Paris verabschiedet ein Gesetz gegen sexuelle Gewalt. Den Gerichten bleibt überlassen, ab wann Sex mit Minderjährigen als Vergewaltigung gilt.

Und wenn das Gesetz nichts bewirkt, hilft vielleicht ein Regenschirm Foto: dpa

Paris taz | Mit einem Gesetz gegen sexuelle Gewalt und Belästigung wollte die französische Regierung ein Wahlversprechen von Emmanuel Macron erfüllen und die Konsequenzen aus Debatten im Kontext der ­#MeToo-Kampagne ziehen. Auch aktuelle Gerichtsentscheidungen beeinflussten die Diskussion der Abgeordneten. Diese haben nun vor der parlamentarischen Sommerpause mangels Konsens eine abgespeckte Vorlage verabschiedet.
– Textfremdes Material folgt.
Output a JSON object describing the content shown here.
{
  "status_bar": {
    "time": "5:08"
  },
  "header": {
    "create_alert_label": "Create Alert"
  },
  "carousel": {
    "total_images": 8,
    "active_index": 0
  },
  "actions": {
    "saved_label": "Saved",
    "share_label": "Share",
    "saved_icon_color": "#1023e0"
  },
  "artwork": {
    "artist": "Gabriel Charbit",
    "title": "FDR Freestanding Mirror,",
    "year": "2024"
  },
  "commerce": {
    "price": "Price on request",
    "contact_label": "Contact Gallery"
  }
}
Zwei Prozesse um Sex von Erwachsenen mit 11-jährigen Mädchen hatten kürzlich Frankreich schockiert. Die illegalen Geschlechtsbeziehungen mit Kindern waren von der Justiz unter Hinweis auf die existierende Gesetzgebung als Delikt, nicht aber als Vergewaltigung eingestuft worden, weil die Opfer angeblich einverstanden gewesen seien. Doch können Kinder in diesem Alter wirklich im Bewusstsein der Konsequenzen ihre Zustimmung zu Sex geben? Seit Wochen diskutierten die französischen Parlamentarier über die Frage, ob zusätzlich zum geltenden Mindestalter (15 Jahre) eine Altersgrenze festzulegen sei, unter der jede sexuelle Handlung von Erwachsenen automatisch als Vergewaltigung bestraft werden soll.
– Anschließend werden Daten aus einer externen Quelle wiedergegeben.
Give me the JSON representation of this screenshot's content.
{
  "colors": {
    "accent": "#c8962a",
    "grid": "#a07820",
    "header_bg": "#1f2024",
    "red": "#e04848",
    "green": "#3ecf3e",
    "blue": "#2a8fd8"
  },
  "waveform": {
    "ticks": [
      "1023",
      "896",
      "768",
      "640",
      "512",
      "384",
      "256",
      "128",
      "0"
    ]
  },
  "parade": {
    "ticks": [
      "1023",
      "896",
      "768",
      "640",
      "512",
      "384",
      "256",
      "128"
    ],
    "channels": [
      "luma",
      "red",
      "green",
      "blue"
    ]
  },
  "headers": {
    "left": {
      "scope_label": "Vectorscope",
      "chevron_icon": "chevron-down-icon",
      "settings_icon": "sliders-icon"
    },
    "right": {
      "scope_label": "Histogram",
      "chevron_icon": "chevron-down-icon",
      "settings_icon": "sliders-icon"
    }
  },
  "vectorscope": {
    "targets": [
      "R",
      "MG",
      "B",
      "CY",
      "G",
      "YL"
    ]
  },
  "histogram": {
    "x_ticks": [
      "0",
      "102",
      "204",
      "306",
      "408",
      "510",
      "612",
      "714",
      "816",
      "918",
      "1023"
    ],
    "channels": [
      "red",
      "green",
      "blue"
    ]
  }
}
Vor der Schwierigkeit, eine Altersgrenze festzulegen, haben die Abgeordneten kapituliert: In letzter Lesung hat die Nationalversammlung ohne Gegenstimmen und bei einigen Enthaltungen ein Gesetz zum Kampf gegen sexuelle Gewalt und Sexismus verabschiedet, in dem dieser umstrittene Artikel zur Verschärfung der Strafen für sexuelle Aggressionen mit Penetration von Minderjährigen unter 15 Jahren nicht mehr enthalten ist.

Das bedeutet konkret, dass es im Ermessen der Gerichte bleibt, wann illegale Verführung und Geschlechtsbeziehungen mit Minderjährigen eine sexuelle Aggression oder eine Vergewaltigung im Sinne des Strafgesetzbuchs ist. Die Unterscheidung hat Auswirkungen auf das Strafmaß. Die Beibehaltung des Status quo bedeutet aber auch, dass es den Opfern und deren Erziehungsberechtigten obliegt, bei der Einreichung einer Klage bei der Polizei zu beweisen, dass explizit keine Zustimmung vorlag.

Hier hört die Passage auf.